Unintended Health Benefits of Adopting Preventive Behavior during Virus Outbreak (with Sok Chul Hong and Seojung Oh)
– Health Economics (2023). 32(2): 324-342
Abstract: This study investigates whether changes in risk perception play a critical role in improving of preventive behaviors and health outcomes by examining the 2009 H1N1 influenza (or swine flu) pandemic in Korea. We employ a difference-in-differences estimation strategy by comparing the differential effects of the H1N1 outbreak on the confirmed cases of diseases which can be prevented by preventive behaviors (e.g., intestinal infections) and the cases of diseases which cannot (e.g., injuries). Using unique administrative data from South Korea’s National Health Insurance Service (NHIS), we find that the exogenous increase in health risk reduced the incidence of intestinal infections compared to the injuries during the H1N1 influenza outbreak. The reduction was the most substantial among children under five years of age, with a 25.4% decline in cases of intestinal infections relative to injuries. Our findings are robust across various alternative specifications. We provide suggestive evidence that active adoption of preventive behaviors is one of the channels underlying the unexpected decrease in diarrhea cases. The effects, however, faded away shortly after the end of the pandemic and did not last in the long run.

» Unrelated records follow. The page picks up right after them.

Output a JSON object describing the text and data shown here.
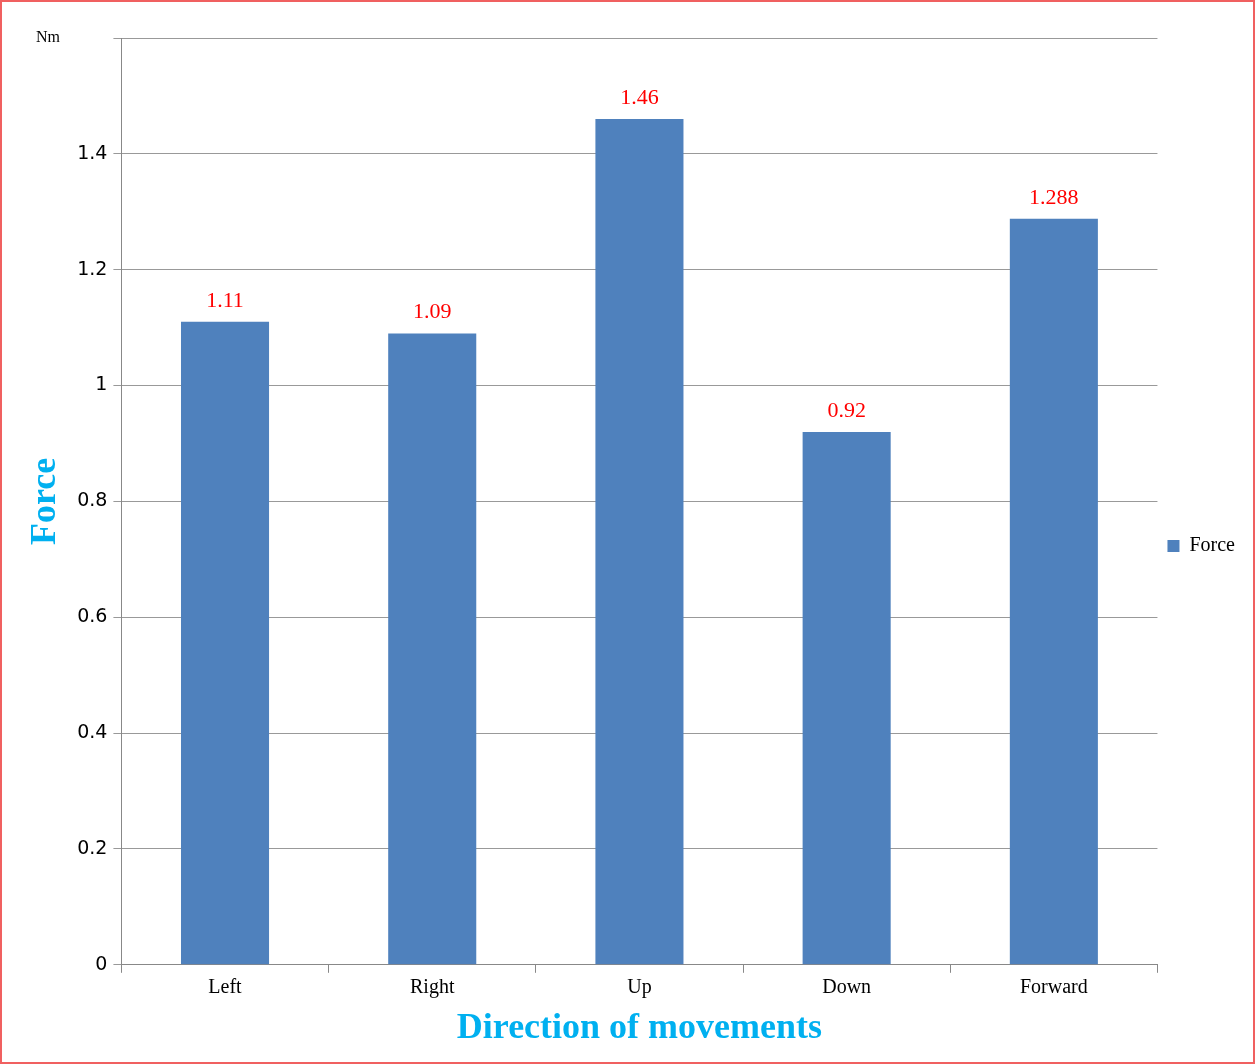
{
  "chart_data": {
    "type": "bar",
    "xlabel": "Direction of movements",
    "ylabel": "Force",
    "annotations": [
      "Nm"
    ],
    "categories": [
      "Left",
      "Right",
      "Up",
      "Down",
      "Forward"
    ],
    "series": [
      {
        "name": "Force",
        "color": "#4f81bd",
        "values": [
          1.11,
          1.09,
          1.46,
          0.92,
          1.288
        ]
      }
    ],
    "ylim": [
      0,
      1.6
    ],
    "yticks": [
      0,
      0.2,
      0.4,
      0.6,
      0.8,
      1,
      1.2,
      1.4,
      {
        "value": 1.6,
        "label": null
      }
    ],
    "grid": "y",
    "legend": "right",
    "data_labels": true
  }
}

The Folk Rule for Minimum Cost Spanning Tree Problems with Multiple Sources (with Gustavo Bergantiños, Youngsub Chun, and Leticia Lorenzo)
– International Game Theory Review (2021). 24(01): 2150007
Abstract: In this paper, we introduce minimum cost spanning tree problems with multiple sources. This new setting is an extension of the classical model where there is a single source. We extend several definitions of the folk rule, the most prominent rule in the classical model, to this new context: first as the Shapley value of the irreducible game; second as an obligation rule; third as a partition rule and finally through a cone-wise decomposition. We prove that all the definitions provide the same cost allocation and present two axiomatic characterizations.